SaulLM-54B & SaulLM-141B: Scaling Up Domain Adaptation for the Legal Domain
Pierre Colombo, Telmo Pires, Malik Boudiaf, Rui Melo, Dominic Culver, Sofia Morgado, Etienne Malaboeuf, Gabriel Hautreux, Johanne Charpentier, Michael Desa
TL;DR
SaulLM-54B and SaulLM-141B address the challenge of domain adaptation for the legal domain by scaling model size and corpus and by a holistic adaptation pipeline. The authors train $54$B and $141$B Mixture-of-Experts models on a base legal corpus exceeding $500$B tokens, then apply instruction fine-tuning with legal data and preference alignment using synthetic data, releasing base, instruct, and aligned variants under MIT. They report state-of-the-art performance on LegalBench-Instruct and strong performance on Legal-MMLU compared with GPT-4, Llama3, and Mixtral baselines, while highlighting the value of continued pretraining, legal data, and DPO. The work also analyzes scalability and energy consumption, and discusses limitations related to reproducibility and reliance on proprietary datasets for alignment, offering insights for future domain-adaptation research.
Abstract
In this paper, we introduce SaulLM-54B and SaulLM-141B, two large language models (LLMs) tailored for the legal sector. These models, which feature architectures of 54 billion and 141 billion parameters, respectively, are based on the Mixtral architecture. The development of SaulLM-54B and SaulLM-141B is guided by large-scale domain adaptation, divided into three strategies: (1) the exploitation of continued pretraining involving a base corpus that includes over 540 billion of legal tokens, (2) the implementation of a specialized legal instruction-following protocol, and (3) the alignment of model outputs with human preferences in legal interpretations.
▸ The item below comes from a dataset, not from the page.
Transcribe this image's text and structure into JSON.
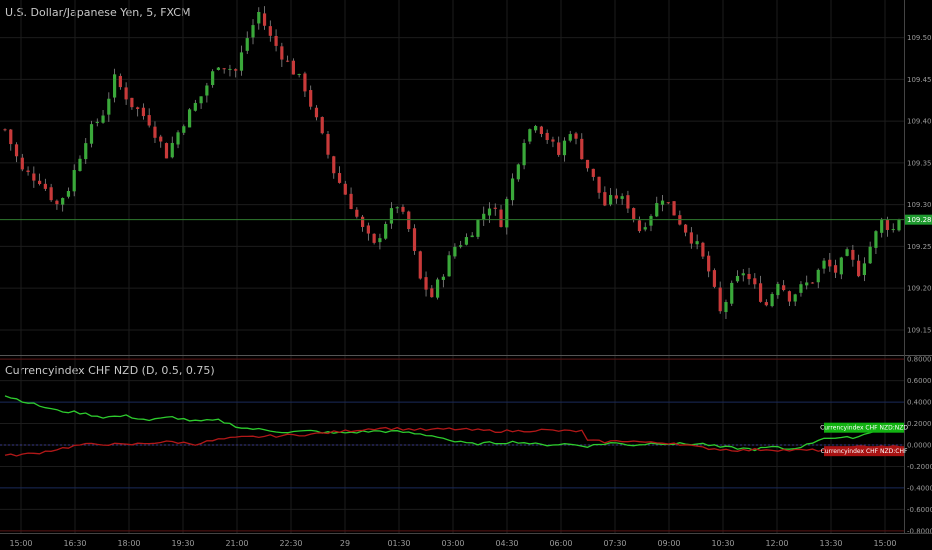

The integration of synthetically generated data in the second and third steps enhances the models' capabilities in interpreting and processing legal texts, effectively reaching state-of-the-art performance and outperforming previous open-source models on LegalBench-Instruct. This work explores the trade-offs involved in domain-specific adaptation at this scale, offering insights that may inform future studies on domain adaptation using strong decoder models. Building upon SaulLM-7B, this study refines the approach to produce an LLM better equipped for legal tasks. We are releasing base, instruct, and aligned versions on top of SaulLM-54B and SaulLM-141B under the MIT License to facilitate reuse and collaborative research.